Even so, Kleinbard is among those pushing the more widely held view that tax reform in 2012 is a long shot, and that momentum for revamping the tax code might have to wait until after this year’s election.
“I don’t think tax reform is happening this year,” said Caroline Harris, chief tax counsel at the U.S. Chamber of Commerce. “Will it happen? No. Should it happen? Yes.”
Besides the pressures of this year’s election, some tax observers say that the administration and Republicans on Capitol Hill really haven’t found much common ground when it comes to corporate reform.
Business groups would also be expected to fight hard to save their own tax preferences when the reform negotiations become more detailed.
And veterans of the last successful overhaul of the tax code, in 1986, add that Democrats and Republicans appeared more willing to negotiate a quarter-century ago — and tax reform still took several years.
“Tax reform requires a lot of hard decisions,” said Ken Kies, a top tax lobbyist and a GOP Ways and Means staffer during the 1986 tax reform debate. “If there’s one thing this group has demonstrated, it’s that they’re not as good at hard decisions.”
As it stands, the Chamber, other business groups and congressional Republicans are also pushing for a more comprehensive revamp of the tax code, saying that companies that pay taxes through the individual code would be left behind in a corporate-only reform.

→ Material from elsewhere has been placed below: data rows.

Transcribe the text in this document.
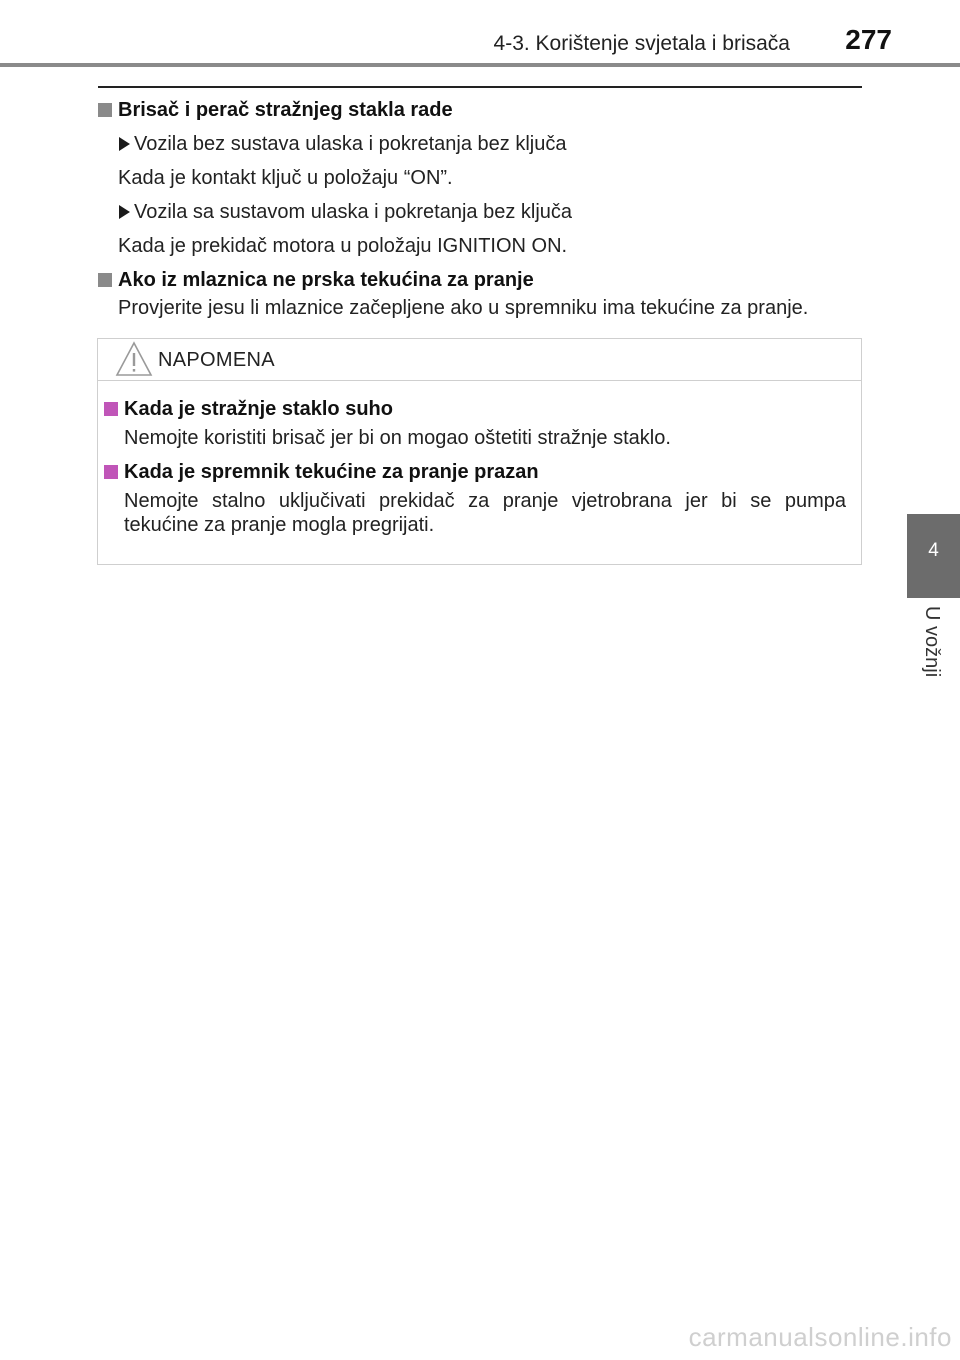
4-3. Korištenje svjetala i brisača 277
4
U vožnji
Brisač i perač stražnjeg stakla rade
Vozila bez sustava ulaska i pokretanja bez ključa
Kada je kontakt ključ u položaju “ON”.
Vozila sa sustavom ulaska i pokretanja bez ključa
Kada je prekidač motora u položaju IGNITION ON.
Ako iz mlaznica ne prska tekućina za pranje
Provjerite jesu li mlaznice začepljene ako u spremniku ima tekućine za pranje.
NAPOMENA
Kada je stražnje staklo suho
Nemojte koristiti brisač jer bi on mogao oštetiti stražnje staklo.
Kada je spremnik tekućine za pranje prazan
Nemojte stalno uključivati prekidač za pranje vjetrobrana jer bi se pumpa tekućine za pranje mogla pregrijati.
carmanualsonline.info
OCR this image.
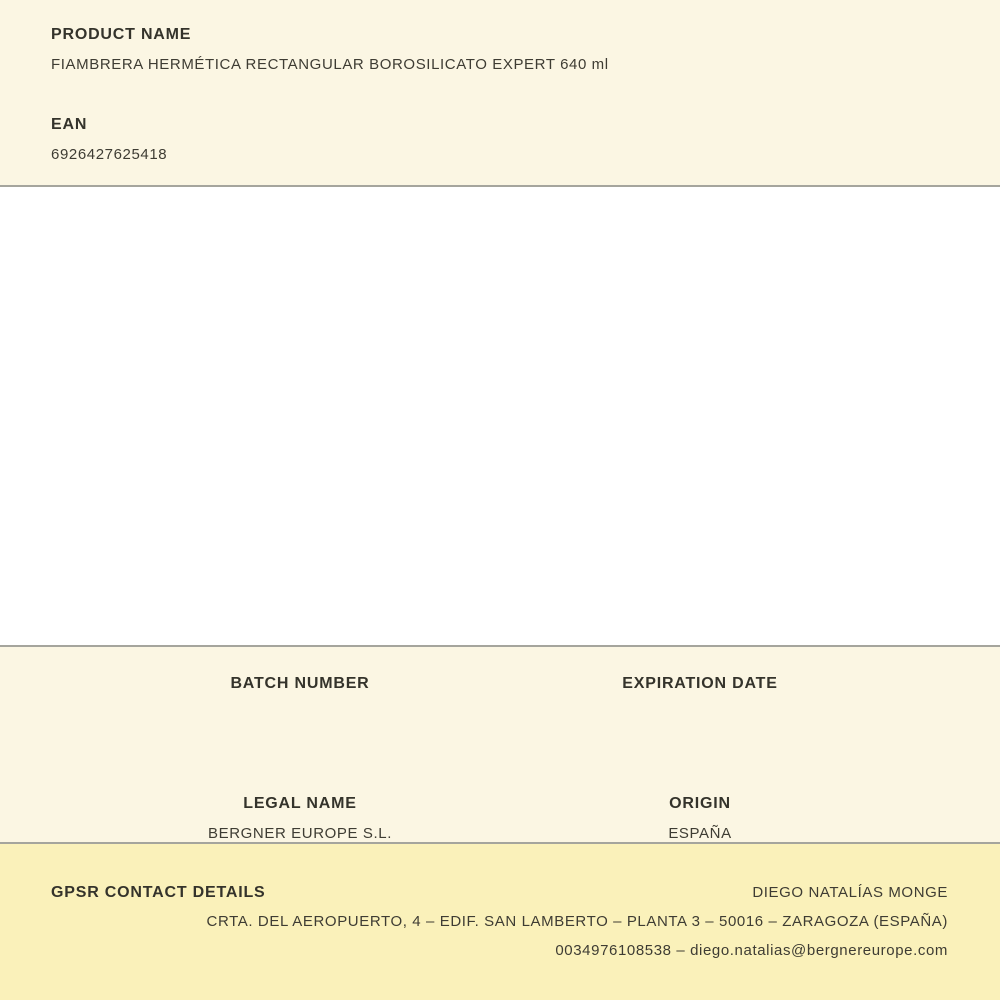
PRODUCT NAME
FIAMBRERA HERMÉTICA RECTANGULAR BOROSILICATO EXPERT 640 ml
EAN
6926427625418
BATCH NUMBER	EXPIRATION DATE
LEGAL NAME
BERGNER EUROPE S.L.
ORIGIN
ESPAÑA
GPSR CONTACT DETAILS	DIEGO NATALÍAS MONGE
CRTA. DEL AEROPUERTO, 4 – EDIF. SAN LAMBERTO – PLANTA 3 – 50016 – ZARAGOZA (ESPAÑA)
0034976108538 – diego.natalias@bergnereurope.com
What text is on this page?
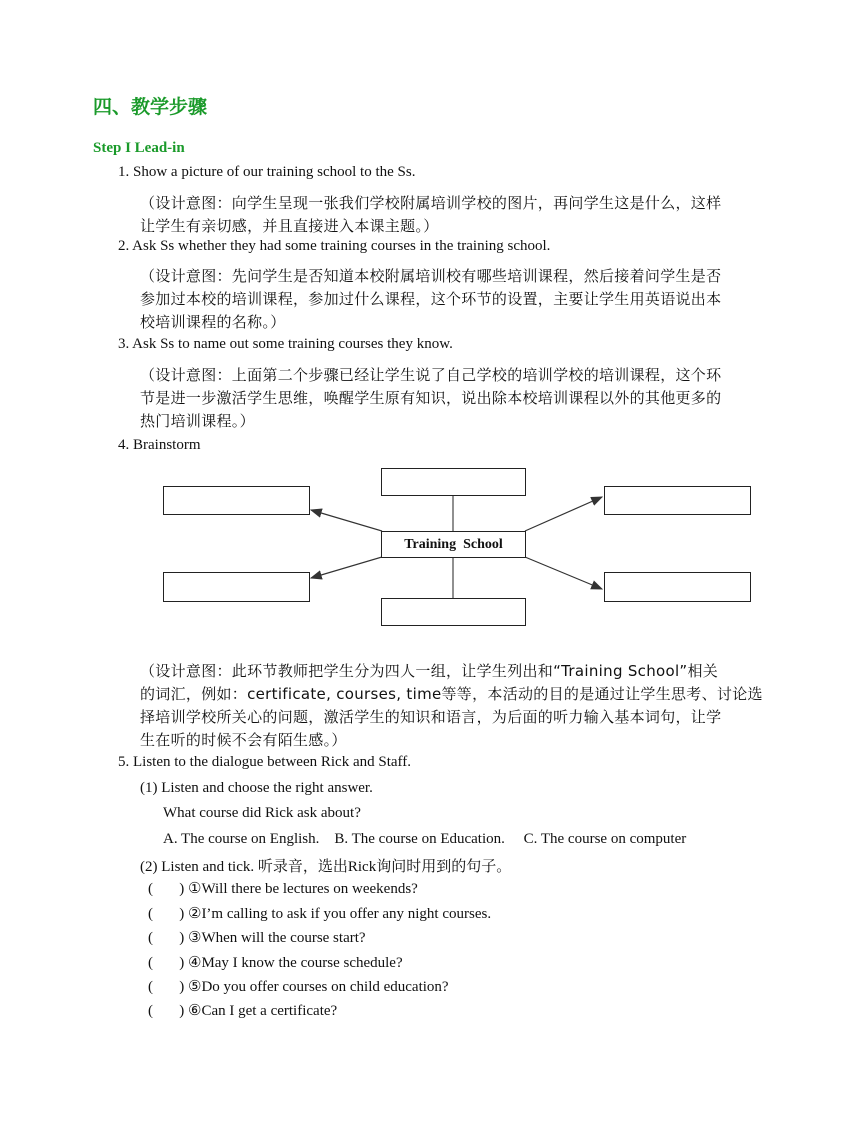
四、教学步骤
Step I Lead-in
1. Show a picture of our training school to the Ss.
（设计意图：向学生呈现一张我们学校附属培训学校的图片，再问学生这是什么，这样
让学生有亲切感，并且直接进入本课主题。）
2. Ask Ss whether they had some training courses in the training school.
（设计意图：先问学生是否知道本校附属培训校有哪些培训课程，然后接着问学生是否
参加过本校的培训课程，参加过什么课程，这个环节的设置，主要让学生用英语说出本
校培训课程的名称。）
3. Ask Ss to name out some training courses they know.
（设计意图：上面第二个步骤已经让学生说了自己学校的培训学校的培训课程，这个环
节是进一步激活学生思维，唤醒学生原有知识，说出除本校培训课程以外的其他更多的
热门培训课程。）
4. Brainstorm
Training  School
（设计意图：此环节教师把学生分为四人一组，让学生列出和“Training School”相关
的词汇，例如：certificate, courses, time等等，本活动的目的是通过让学生思考、讨论选
择培训学校所关心的问题，激活学生的知识和语言，为后面的听力输入基本词句，让学
生在听的时候不会有陌生感。）
5. Listen to the dialogue between Rick and Staff.
(1) Listen and choose the right answer.
What course did Rick ask about?
A. The course on English.    B. The course on Education.     C. The course on computer
(2) Listen and tick. 听录音，选出Rick询问时用到的句子。
(       ) ①Will there be lectures on weekends?
(       ) ②I’m calling to ask if you offer any night courses.
(       ) ③When will the course start?
(       ) ④May I know the course schedule?
(       ) ⑤Do you offer courses on child education?
(       ) ⑥Can I get a certificate?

The administration’s framework also calls for a minimum tax on global corporate income, while Camp and other GOP lawmakers want to shield most foreign profit from taxation.

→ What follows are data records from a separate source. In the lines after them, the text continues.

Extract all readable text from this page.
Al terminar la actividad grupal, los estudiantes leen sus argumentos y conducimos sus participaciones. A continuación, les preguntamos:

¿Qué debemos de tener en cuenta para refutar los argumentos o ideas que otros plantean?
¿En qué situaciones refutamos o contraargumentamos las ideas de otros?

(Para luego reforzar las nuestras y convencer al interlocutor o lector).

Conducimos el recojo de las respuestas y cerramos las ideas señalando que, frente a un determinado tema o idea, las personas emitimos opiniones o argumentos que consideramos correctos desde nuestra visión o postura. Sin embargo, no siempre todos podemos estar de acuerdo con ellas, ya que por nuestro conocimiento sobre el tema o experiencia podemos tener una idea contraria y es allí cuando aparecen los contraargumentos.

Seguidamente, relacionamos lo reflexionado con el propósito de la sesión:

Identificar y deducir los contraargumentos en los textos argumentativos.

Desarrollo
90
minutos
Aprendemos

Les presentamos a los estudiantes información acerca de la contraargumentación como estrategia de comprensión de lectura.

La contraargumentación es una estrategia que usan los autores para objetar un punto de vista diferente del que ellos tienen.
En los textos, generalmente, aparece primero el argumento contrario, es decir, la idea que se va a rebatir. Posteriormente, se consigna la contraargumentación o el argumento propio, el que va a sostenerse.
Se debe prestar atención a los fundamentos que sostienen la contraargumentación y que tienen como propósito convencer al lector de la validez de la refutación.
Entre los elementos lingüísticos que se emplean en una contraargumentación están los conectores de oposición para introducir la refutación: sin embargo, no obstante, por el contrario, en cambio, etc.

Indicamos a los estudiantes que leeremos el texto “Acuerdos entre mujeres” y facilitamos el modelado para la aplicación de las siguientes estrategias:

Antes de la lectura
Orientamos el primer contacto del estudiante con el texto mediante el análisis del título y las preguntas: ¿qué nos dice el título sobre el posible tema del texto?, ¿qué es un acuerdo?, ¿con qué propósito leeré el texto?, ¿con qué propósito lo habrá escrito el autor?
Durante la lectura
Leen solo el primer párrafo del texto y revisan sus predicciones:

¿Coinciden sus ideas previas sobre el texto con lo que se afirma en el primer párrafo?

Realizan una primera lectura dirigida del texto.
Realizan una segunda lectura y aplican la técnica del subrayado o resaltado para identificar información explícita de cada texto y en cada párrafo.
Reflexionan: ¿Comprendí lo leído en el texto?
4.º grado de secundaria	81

And while USC’s Kleinbard told The Hill that there was some overlap between those two positions, Kies was not so sure.
“The administration would move the law in one direction,” said Kies, managing director at the Federal Policy Group. “Republicans would move it in the other direction.”
On a broader level, Clint Stretch of Deloitte Tax said it would be difficult for policymakers to move forward this year on tax reform without any consensus on how to deal with Medicare and other entitlement programs. In contrast, policymakers had reformed Social Security in the run-up to the 1986 tax reform.
“I think the gap on corporate taxes could be bridged, especially since it is a relatively small part of overall taxes,” said Stretch. “But until they deal with Medicare, they have not defined how much tax is needed — so any reform could be undone by a later decision on spending.”
As for the election, analysts say that it would be natural for the campaign to blunt any momentum for tax reform, with GOP lawmakers unlikely to get ahead of their presidential nominee when it comes to reform.
And if Obama should win come November, observers cautioned that a new economic team would probably take center stage in a second term.
“It’s hard to cut a deal when you don’t know if the person across the table is going to be there in January,” Douglas Holtz-Eakin, an economic adviser to Sen. John McCain’s (R-Ariz.) 2008 GOP presidential campaign, told The Hill.
For those and other reasons, Larry Summers, a former Obama adviser, suggested recently that 2013 would be the year for tax reform.
“Right after the election, the negotiations should begin,” Summers, also a former Treasury secretary under President Clinton, wrote in a Financial Times op-ed. “Nothing that is likely to be done during the next presidential term will be more important.”
But Kies and other observers say tax reform will be a heavy lift even in 2013, given that policymakers really only started bearing down on the issue around a year or so ago.
“We’ve had an income tax for around 100 years, and you can count the number of comprehensive reforms on less than one hand,” said Holtz-Eakin, also a former director of the Congressional Budget Office. “I think it’s going to take more than what we’ve seen so far.”